Nathan Beaulieu gave the Montreal Canadiens great bang for their buck during the 2014 Stanley Cup Playoffs. It might have been a glimpse of what kind of value he can provide in 2014-15.
Beaulieu played a shade over 75 minutes in the playoffs, but it could be argued those minutes were a big reason the Canadiens reached the Eastern Conference Final.
The morning of May 12, the Canadiens were facing a 3-2 second-round series deficit against the Boston Bruins when rumors began circulating that Montreal coach Michel Therrien would replace Douglas Murray with Beaulieu for Game 6 at Bell Centre.
With the season on the line, Therrien turned to a defenseman who to that point had 23 games of NHL experience. Beaulieu played 17 games with the Canadiens during the 2013-14 regular season and lived a largely sheltered existence, facing weak competition in limited minutes and being deployed in offensive- and neutral-zone situations whenever possible.
To say Therrien was rolling the dice by inserting Beaulieu into the lineup against the rival Bruins would be putting things mildly.
For Therrien, this was a leap of faith.
And it worked.
The Canadiens scored 25 seconds into Beaulieu's first NHL playoff shift, though he had nothing to do with Lars Eller's goal that gave Montreal a 1-0 lead at 2:11 of the first period in Game 6 against Boston. But Beaulieu had a lot to do with the goal that gave Montreal a 2-0 lead at 15:24 of the second, blocking a Dougie Hamilton point shot and flipping a prayer up the ice that bounced off Loui Eriksson right to Max Pacioretty to send him on a breakaway.
The play was made possible by Beaulieu's offensive instincts, a trait the Canadiens might count on more this season.
"It was a learning curve. I had a lot of fun with it," Beaulieu said at Canadiens development camp. "I didn't expect it to go in, so I tried to stay ready as much as I could. When I got the opportunity I tried to run with it. I had a lot of fun. The team, I jelled with them real well. Just to go through that experience at a young age is only going to help me in my career."
Beaulieu, 21, has every reason to believe he will benefit from that experience as early as October.
Canadiens general manager Marc Bergevin jolted his dressing room prior to the opening of free agency by trading defenseman Josh Gorges to the Buffalo Sabres for a second-round pick at the 2016 NHL Draft. Though much of the motivation behind the move was shedding Gorges' $3.9 million salary for the next four seasons, a secondary reason was to open a spot on Montreal's blue line for either Beaulieu or fellow first-round pick Jarred Tinordi, 22.

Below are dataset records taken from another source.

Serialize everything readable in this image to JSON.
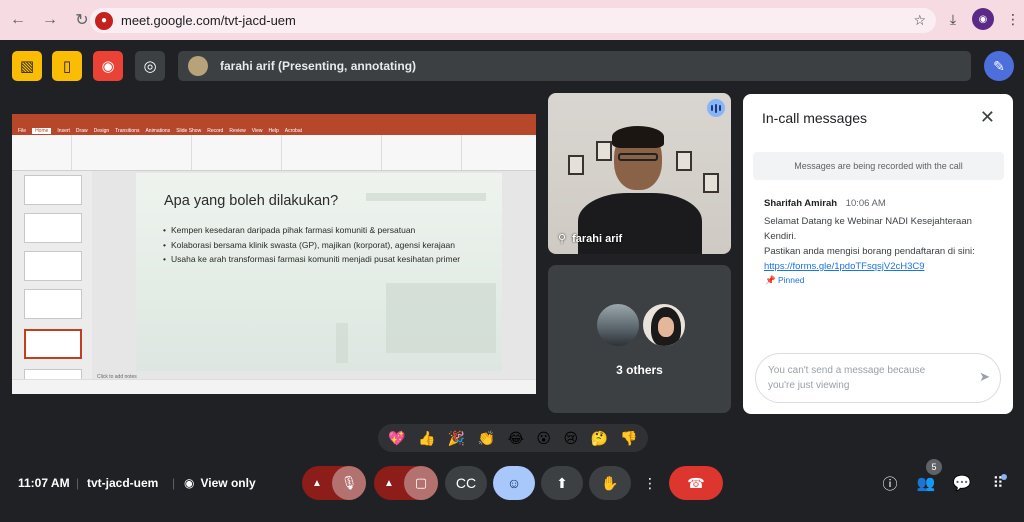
{
  "browser": {
    "url": "meet.google.com/tvt-jacd-uem"
  },
  "meet_top": {
    "presenter_label": "farahi arif (Presenting, annotating)"
  },
  "slide": {
    "title": "Apa yang boleh dilakukan?",
    "bullets": [
      "Kempen kesedaran daripada pihak farmasi komuniti & persatuan",
      "Kolaborasi bersama klinik swasta (GP), majikan (korporat), agensi kerajaan",
      "Usaha ke arah transformasi farmasi komuniti menjadi pusat kesihatan primer"
    ],
    "notes_placeholder": "Click to add notes",
    "ppt_tabs": [
      "File",
      "Home",
      "Insert",
      "Draw",
      "Design",
      "Transitions",
      "Animations",
      "Slide Show",
      "Record",
      "Review",
      "View",
      "Help",
      "Acrobat"
    ]
  },
  "tiles": {
    "main_name": "farahi arif",
    "others_label": "3 others"
  },
  "chat": {
    "title": "In-call messages",
    "recording_note": "Messages are being recorded with the call",
    "sender": "Sharifah Amirah",
    "time": "10:06 AM",
    "line1": "Selamat Datang ke Webinar NADI Kesejahteraan Kendiri.",
    "line2": "Pastikan anda mengisi borang pendaftaran di sini:",
    "link": "https://forms.gle/1pdoTFsqsjV2cH3C9",
    "pinned": "Pinned",
    "input_placeholder": "You can't send a message because you're just viewing"
  },
  "reactions": [
    "💖",
    "👍",
    "🎉",
    "👏",
    "😂",
    "😮",
    "😢",
    "🤔",
    "👎"
  ],
  "bottom": {
    "time": "11:07 AM",
    "meeting_code": "tvt-jacd-uem",
    "view_only": "View only",
    "people_count": "5"
  },
  "colors": {
    "meet_bg": "#202124",
    "end_call": "#dc362e",
    "muted_control": "#8c1d18",
    "reaction_active": "#a8c7fa",
    "accent_link": "#1a73e8"
  }
}
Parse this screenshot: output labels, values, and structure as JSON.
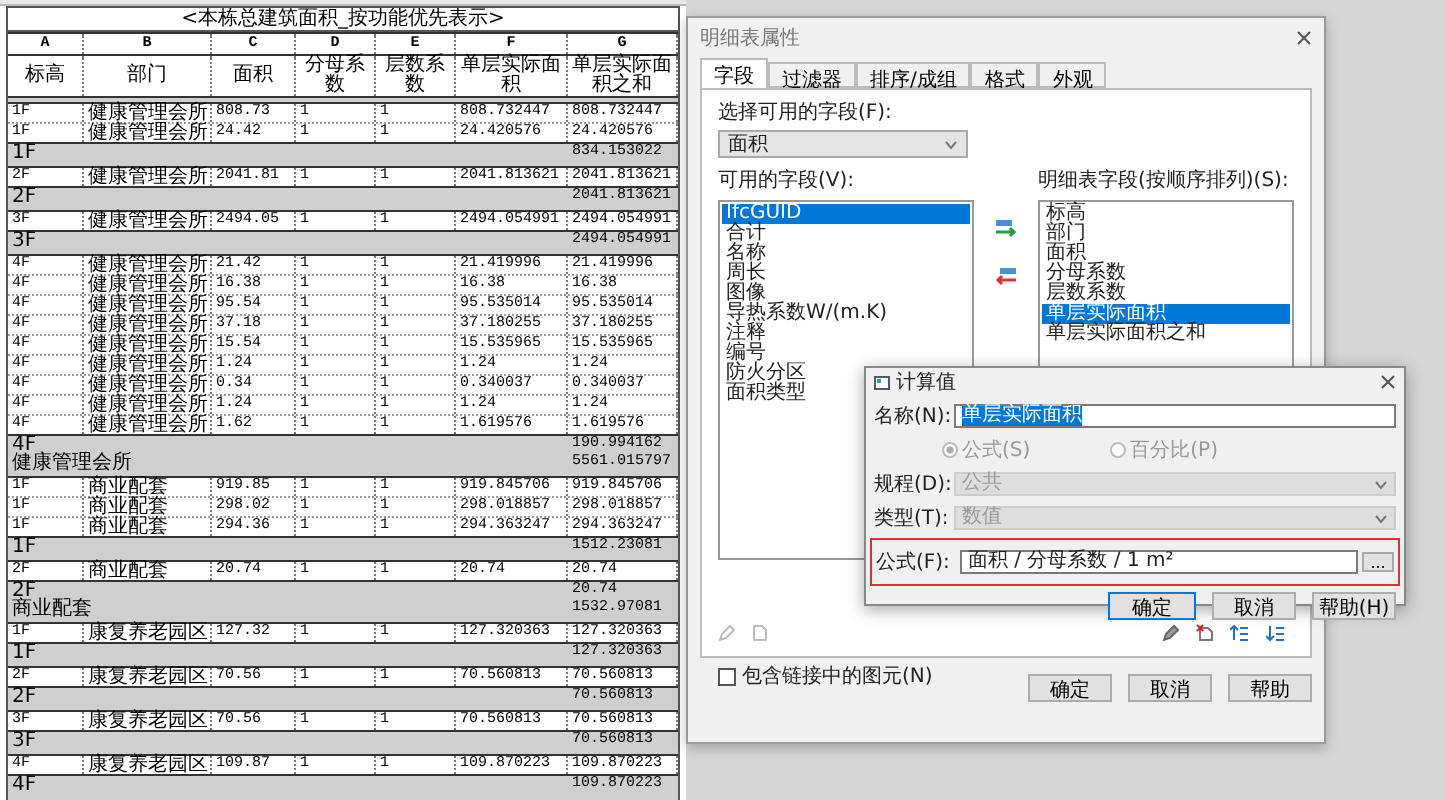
{
  "schedule": {
    "title": "<本栋总建筑面积_按功能优先表示>",
    "column_letters": [
      "A",
      "B",
      "C",
      "D",
      "E",
      "F",
      "G"
    ],
    "headers": [
      "标高",
      "部门",
      "面积",
      "分母系数",
      "层数系数",
      "单层实际面积",
      "单层实际面积之和"
    ],
    "rows": [
      {
        "kind": "blank"
      },
      {
        "kind": "data",
        "cells": [
          "1F",
          "健康管理会所",
          "808.73",
          "1",
          "1",
          "808.732447",
          "808.732447"
        ]
      },
      {
        "kind": "data",
        "cells": [
          "1F",
          "健康管理会所",
          "24.42",
          "1",
          "1",
          "24.420576",
          "24.420576"
        ]
      },
      {
        "kind": "group",
        "lines": [
          {
            "label": "1F",
            "total": "834.153022"
          }
        ]
      },
      {
        "kind": "blank"
      },
      {
        "kind": "data",
        "cells": [
          "2F",
          "健康管理会所",
          "2041.81",
          "1",
          "1",
          "2041.813621",
          "2041.813621"
        ]
      },
      {
        "kind": "group",
        "lines": [
          {
            "label": "2F",
            "total": "2041.813621"
          }
        ]
      },
      {
        "kind": "blank"
      },
      {
        "kind": "data",
        "cells": [
          "3F",
          "健康管理会所",
          "2494.05",
          "1",
          "1",
          "2494.054991",
          "2494.054991"
        ]
      },
      {
        "kind": "group",
        "lines": [
          {
            "label": "3F",
            "total": "2494.054991"
          }
        ]
      },
      {
        "kind": "blank"
      },
      {
        "kind": "data",
        "cells": [
          "4F",
          "健康管理会所",
          "21.42",
          "1",
          "1",
          "21.419996",
          "21.419996"
        ]
      },
      {
        "kind": "data",
        "cells": [
          "4F",
          "健康管理会所",
          "16.38",
          "1",
          "1",
          "16.38",
          "16.38"
        ]
      },
      {
        "kind": "data",
        "cells": [
          "4F",
          "健康管理会所",
          "95.54",
          "1",
          "1",
          "95.535014",
          "95.535014"
        ]
      },
      {
        "kind": "data",
        "cells": [
          "4F",
          "健康管理会所",
          "37.18",
          "1",
          "1",
          "37.180255",
          "37.180255"
        ]
      },
      {
        "kind": "data",
        "cells": [
          "4F",
          "健康管理会所",
          "15.54",
          "1",
          "1",
          "15.535965",
          "15.535965"
        ]
      },
      {
        "kind": "data",
        "cells": [
          "4F",
          "健康管理会所",
          "1.24",
          "1",
          "1",
          "1.24",
          "1.24"
        ]
      },
      {
        "kind": "data",
        "cells": [
          "4F",
          "健康管理会所",
          "0.34",
          "1",
          "1",
          "0.340037",
          "0.340037"
        ]
      },
      {
        "kind": "data",
        "cells": [
          "4F",
          "健康管理会所",
          "1.24",
          "1",
          "1",
          "1.24",
          "1.24"
        ]
      },
      {
        "kind": "data",
        "cells": [
          "4F",
          "健康管理会所",
          "1.62",
          "1",
          "1",
          "1.619576",
          "1.619576"
        ]
      },
      {
        "kind": "group",
        "lines": [
          {
            "label": "4F",
            "total": "190.994162"
          },
          {
            "label": "健康管理会所",
            "total": "5561.015797"
          }
        ]
      },
      {
        "kind": "blank"
      },
      {
        "kind": "data",
        "cells": [
          "1F",
          "商业配套",
          "919.85",
          "1",
          "1",
          "919.845706",
          "919.845706"
        ]
      },
      {
        "kind": "data",
        "cells": [
          "1F",
          "商业配套",
          "298.02",
          "1",
          "1",
          "298.018857",
          "298.018857"
        ]
      },
      {
        "kind": "data",
        "cells": [
          "1F",
          "商业配套",
          "294.36",
          "1",
          "1",
          "294.363247",
          "294.363247"
        ]
      },
      {
        "kind": "group",
        "lines": [
          {
            "label": "1F",
            "total": "1512.23081"
          }
        ]
      },
      {
        "kind": "blank"
      },
      {
        "kind": "data",
        "cells": [
          "2F",
          "商业配套",
          "20.74",
          "1",
          "1",
          "20.74",
          "20.74"
        ]
      },
      {
        "kind": "group",
        "lines": [
          {
            "label": "2F",
            "total": "20.74"
          },
          {
            "label": "商业配套",
            "total": "1532.97081"
          }
        ]
      },
      {
        "kind": "blank"
      },
      {
        "kind": "data",
        "cells": [
          "1F",
          "康复养老园区",
          "127.32",
          "1",
          "1",
          "127.320363",
          "127.320363"
        ]
      },
      {
        "kind": "group",
        "lines": [
          {
            "label": "1F",
            "total": "127.320363"
          }
        ]
      },
      {
        "kind": "blank"
      },
      {
        "kind": "data",
        "cells": [
          "2F",
          "康复养老园区",
          "70.56",
          "1",
          "1",
          "70.560813",
          "70.560813"
        ]
      },
      {
        "kind": "group",
        "lines": [
          {
            "label": "2F",
            "total": "70.560813"
          }
        ]
      },
      {
        "kind": "blank"
      },
      {
        "kind": "data",
        "cells": [
          "3F",
          "康复养老园区",
          "70.56",
          "1",
          "1",
          "70.560813",
          "70.560813"
        ]
      },
      {
        "kind": "group",
        "lines": [
          {
            "label": "3F",
            "total": "70.560813"
          }
        ]
      },
      {
        "kind": "blank"
      },
      {
        "kind": "data",
        "cells": [
          "4F",
          "康复养老园区",
          "109.87",
          "1",
          "1",
          "109.870223",
          "109.870223"
        ]
      },
      {
        "kind": "group",
        "lines": [
          {
            "label": "4F",
            "total": "109.870223"
          }
        ]
      }
    ]
  },
  "properties_dialog": {
    "title": "明细表属性",
    "tabs": [
      {
        "label": "字段",
        "selected": true
      },
      {
        "label": "过滤器",
        "selected": false
      },
      {
        "label": "排序/成组",
        "selected": false
      },
      {
        "label": "格式",
        "selected": false
      },
      {
        "label": "外观",
        "selected": false
      }
    ],
    "field_source": {
      "label": "选择可用的字段(F):",
      "value": "面积"
    },
    "available": {
      "label": "可用的字段(V):",
      "items": [
        {
          "label": "IfcGUID",
          "selected": true
        },
        {
          "label": "合计",
          "selected": false
        },
        {
          "label": "名称",
          "selected": false
        },
        {
          "label": "周长",
          "selected": false
        },
        {
          "label": "图像",
          "selected": false
        },
        {
          "label": "导热系数W/(m.K)",
          "selected": false
        },
        {
          "label": "注释",
          "selected": false
        },
        {
          "label": "编号",
          "selected": false
        },
        {
          "label": "防火分区",
          "selected": false
        },
        {
          "label": "面积类型",
          "selected": false
        }
      ]
    },
    "scheduled": {
      "label": "明细表字段(按顺序排列)(S):",
      "items": [
        {
          "label": "标高",
          "selected": false
        },
        {
          "label": "部门",
          "selected": false
        },
        {
          "label": "面积",
          "selected": false
        },
        {
          "label": "分母系数",
          "selected": false
        },
        {
          "label": "层数系数",
          "selected": false
        },
        {
          "label": "单层实际面积",
          "selected": true
        },
        {
          "label": "单层实际面积之和",
          "selected": false
        }
      ]
    },
    "include_linked": {
      "label": "包含链接中的图元(N)",
      "checked": false
    },
    "buttons": [
      "确定",
      "取消",
      "帮助"
    ]
  },
  "calc_dialog": {
    "title": "计算值",
    "name": {
      "label": "名称(N):",
      "value": "单层实际面积"
    },
    "modes": [
      {
        "label": "公式(S)",
        "selected": true,
        "disabled": true
      },
      {
        "label": "百分比(P)",
        "selected": false,
        "disabled": true
      }
    ],
    "discipline": {
      "label": "规程(D):",
      "value": "公共",
      "disabled": true
    },
    "type": {
      "label": "类型(T):",
      "value": "数值",
      "disabled": true
    },
    "formula": {
      "label": "公式(F):",
      "value": "面积 / 分母系数 / 1 m²",
      "highlighted": true
    },
    "browse": "...",
    "buttons": [
      "确定",
      "取消",
      "帮助(H)"
    ]
  }
}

"We have two young defensemen who are a left shot," Bergevin said July 1 to help explain the Gorges trade, "and at some time they need a place to play."
Most everyone assumed Bergevin was referring to Beaulieu and Tinordi. Everyone, apparently, except Beaulieu.
"Well, maybe I'm not one of them," Beaulieu said. "That's the way I've got to look at it. Who knows who he's talking about? I've just got to come into camp playing my game. Nothing's set in stone, there's a lot of things that can happen and I've got to control it and make the best of it."
Beaulieu's inclusion on the roster at development camp this week raised a few eyebrows, largely because Tinordi is not there. Some saw Beaulieu's presence as an indication the organization wants him to remain humble as he works to become a full-time NHL player.
Through a spokesman, the Canadiens pointed out that Tinordi is a year older than Beaulieu and has spent more time on Montreal's roster. The organization therefore felt the development camp would not benefit Tinordi, but Beaulieu had something to draw from it.
Beaulieu was not the least bit bothered to be in the Montreal suburbs as one of eight full-time professionals doing drills alongside 43 Canadiens draft picks and camp invitees.
"My training's gone so well so far this year, I was happy to come here and show what I've done so far and show there's lots of improvements to be made and I'm making a lot of steps forward," Beaulieu said. "Just to put it in [the Canadiens'] heads that I'm ready and I've got to make a big step."
The Canadiens are likely counting on either him or Tinordi to fill a spot on the left side of the third pair, probably alongside Mike Weaver, who was re-signed for one year and $1.75 million on July 1 after he was acquired from the Florida Panthers before the NHL Trade Deadline.
The top two defense pairs for the Canadiens will likely have Andrei Markov playing with restricted free agent P.K. Subban on the top unit and Alexei Emelin moving to his natural left side to play next to free-agent signing Tom Gilbert on the second pairing. Each of those units has a puck-mover with a more responsible, defensive type, which is what Markov is at this stage of his career.
If the Canadiens want to continue that trend, putting Beaulieu with Weaver makes more sense than using Tinordi on the third pair, making Beaulieu's fourth Montreal training camp this fall easily the most important of his career.
"There's always opportunities, there's always surprises at camp," Beaulieu said. "I'm just trying to be the guy that makes a difference out there, so if there is an opportunity I'm not going to let it slip past me."